Calls have been made for shorter days at Sanquhar Academy to “improve work-life balance” for both teachers and pupils.

Plans are under way to restructure the high school timetable across Dumfries and Galloway next year, with the same teaching timetable being applied across all 16 secondaries, rather than schools operating their own system.

The ‘curriculum transformation’ plans will also take into account the Scottish Government’s aim to reduce teacher contact time from 22.5 hours per week to 21 hours.

Dumfries and Galloway Council’s education chiefs ran a consultation between April and June this year, which asked teachers, parents, and pupils for their views on changes to the current timetable model.

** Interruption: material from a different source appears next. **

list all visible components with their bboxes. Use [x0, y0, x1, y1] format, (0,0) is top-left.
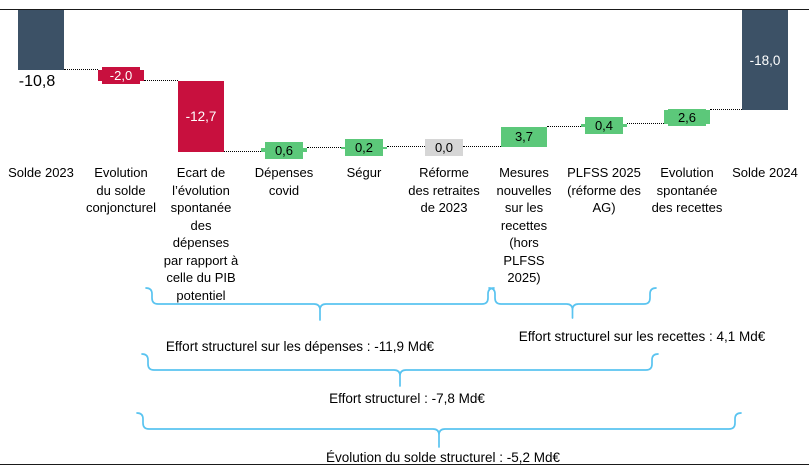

One of the questions in the online survey asked: “To create an efficient timetable, many local authorities have moved to models where not all five days in school are the same format/length. What advantages, if any, do you think that could bring?”

There were a total of 2,876 responses to the consultation overall. For this particular question above, there were 325 answers.

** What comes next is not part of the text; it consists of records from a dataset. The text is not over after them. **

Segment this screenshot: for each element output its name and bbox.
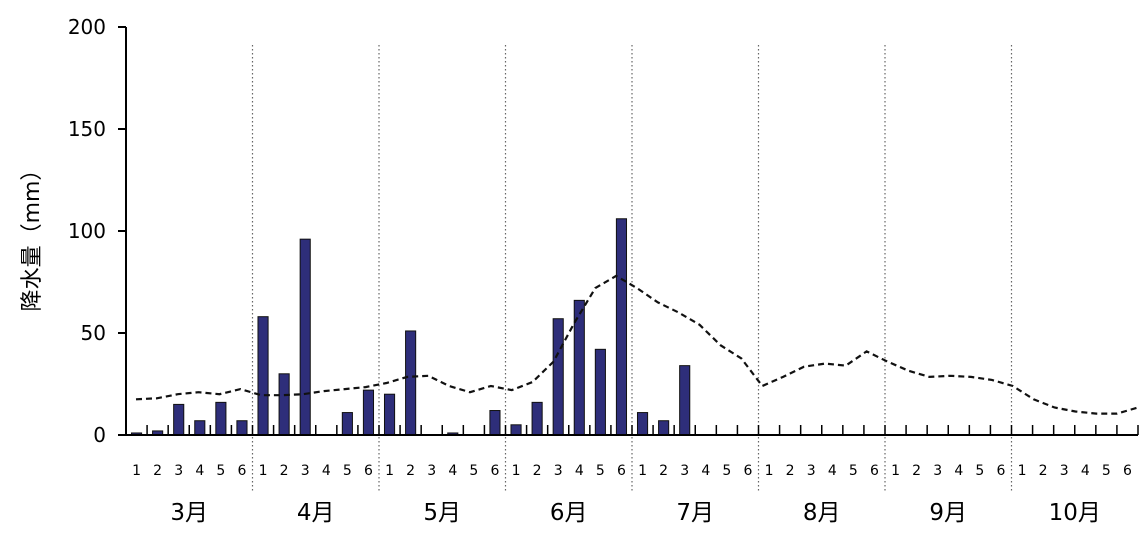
bar <box>405 330 417 436</box>
bar <box>257 316 269 436</box>
bar <box>173 403 185 436</box>
y-axis-title: 降水量（mm） <box>20 159 45 312</box>
y-tick-label: 50 <box>81 321 106 345</box>
x-tick-label: 6 <box>237 463 246 479</box>
x-tick-label: 5 <box>343 463 352 479</box>
x-tick-label: 4 <box>448 463 457 479</box>
x-tick-label: 1 <box>765 463 774 479</box>
x-tick-label: 2 <box>533 463 542 479</box>
bar <box>362 389 375 436</box>
month-label: 4月 <box>297 500 335 526</box>
axes <box>118 26 1139 436</box>
month-label: 6月 <box>550 500 588 526</box>
x-tick-label: 6 <box>617 463 626 479</box>
bar <box>299 238 311 436</box>
bar <box>236 420 248 436</box>
month-label: 10月 <box>1049 500 1101 526</box>
x-tick-label: 5 <box>975 463 984 479</box>
bar <box>615 218 628 436</box>
month-label: 9月 <box>929 500 967 526</box>
bar <box>510 424 522 436</box>
x-tick-label: 5 <box>216 463 225 479</box>
month-label: 8月 <box>803 500 841 526</box>
x-tick-label: 5 <box>1102 463 1111 479</box>
x-tick-label: 5 <box>596 463 605 479</box>
x-tick-label: 2 <box>153 463 162 479</box>
bar <box>194 420 206 436</box>
x-tick-label: 4 <box>701 463 710 479</box>
bar <box>679 365 691 436</box>
y-tick-label: 100 <box>68 219 106 243</box>
month-label: 3月 <box>170 500 208 526</box>
x-tick-label: 3 <box>554 463 563 479</box>
x-tick-label: 4 <box>575 463 584 479</box>
x-tick-label: 3 <box>301 463 310 479</box>
average-line-path <box>135 274 1139 415</box>
x-tick-label: 6 <box>743 463 752 479</box>
x-tick-label: 2 <box>659 463 668 479</box>
y-tick-label: 0 <box>93 423 106 447</box>
x-tick-label: 4 <box>322 463 331 479</box>
bar <box>383 393 396 436</box>
x-tick-label: 2 <box>912 463 921 479</box>
x-tick-label: 6 <box>870 463 879 479</box>
x-tick-label: 2 <box>1039 463 1048 479</box>
x-tick-label: 4 <box>828 463 837 479</box>
x-tick-label: 5 <box>722 463 731 479</box>
bars <box>130 218 691 436</box>
x-tick-label: 6 <box>1123 463 1132 479</box>
x-tick-label: 6 <box>996 463 1005 479</box>
x-tick-label: 3 <box>1060 463 1069 479</box>
average-line <box>135 274 1139 415</box>
bar <box>658 420 670 436</box>
bar <box>489 410 501 436</box>
x-tick-label: 3 <box>807 463 816 479</box>
month-label: 5月 <box>423 500 461 526</box>
bar <box>552 318 564 436</box>
x-tick-label: 5 <box>849 463 858 479</box>
x-tick-label: 3 <box>680 463 689 479</box>
x-tick-label: 6 <box>490 463 499 479</box>
month-label: 7月 <box>676 500 714 526</box>
x-tick-label: 4 <box>195 463 204 479</box>
x-tick-label: 1 <box>512 463 521 479</box>
x-tick-label: 6 <box>364 463 373 479</box>
x-tick-label: 3 <box>427 463 436 479</box>
bar <box>278 373 290 436</box>
x-tick-label: 2 <box>406 463 415 479</box>
x-tick-label: 5 <box>469 463 478 479</box>
x-tick-label: 2 <box>786 463 795 479</box>
bar <box>531 401 543 436</box>
y-tick-label: 150 <box>68 117 106 141</box>
bar <box>215 401 227 436</box>
x-tick-label: 1 <box>385 463 394 479</box>
x-tick-label: 1 <box>1018 463 1027 479</box>
x-tick-label: 3 <box>174 463 183 479</box>
bar <box>594 348 606 436</box>
x-tick-label: 2 <box>280 463 289 479</box>
bar <box>636 412 649 436</box>
x-tick-label: 1 <box>132 463 141 479</box>
x-tick-label: 4 <box>954 463 963 479</box>
month-separators <box>251 45 1013 493</box>
x-tick-label: 4 <box>1081 463 1090 479</box>
y-tick-label: 200 <box>68 15 106 39</box>
x-tick-label: 1 <box>259 463 268 479</box>
x-tick-label: 1 <box>638 463 647 479</box>
x-tick-label: 3 <box>933 463 942 479</box>
x-tick-label: 1 <box>891 463 900 479</box>
bar <box>341 412 353 436</box>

The most common responses to advantages in timetable changes included “greater flexibility in organizing school activities, meetings, and appointments”, along with a “more efficient timetable allocation, maximizing teaching time and allowing for tailored scheduling.”

Responses also included: “Improved work-life balance: shorter days leading to improved work-life balance for both staff and students.

“Longer weekends for staff and students, potentially reducing absenteeism and boosting morale.”

This timetable review comes at a time when overstretched staff are pleading for more learning assistant support, due to one in three pupils now requiring additional support needs.

When asked about disadvantages to changing the format and length of school timetable lessons, many respondents mentioned the importance of having a consistent daily routine for students, especially those who thrive on structure.

“Varying start and finish times could lead to confusion and make it challenging for students to adjust,” said the council report.

Several respondents also highlighted potential difficulties for parents and staff in arranging childcare when school days have different lengths. This could impact attendance and participation in extracurricular activities.

A report on the matter will be discussed at the council’s education committee next Thursday.

The document explains for councillors: “Currently, our secondary schools run their own timetable models. Some of these are efficient and others are not, meaning that there are instances where secondary staff are not able to be allocated their full 22.5 hours contact time.

“This means for learners who wish to network with other schools or join online virtual lessons there are almost always instances where a learner will have to miss part, or all, of an in-school class due to scheduling conflicts.”

The report also stated: “The move to one timetable model will seek to address differences in the options available in schools as well as present a recommended efficient timetable structure for use from August 2024.”

Councillors will be asked to agree in principle that all secondary schools moved to a uniform timetable structure from August 2024. A report will then come back to the November education committee with recommendations on how this should look.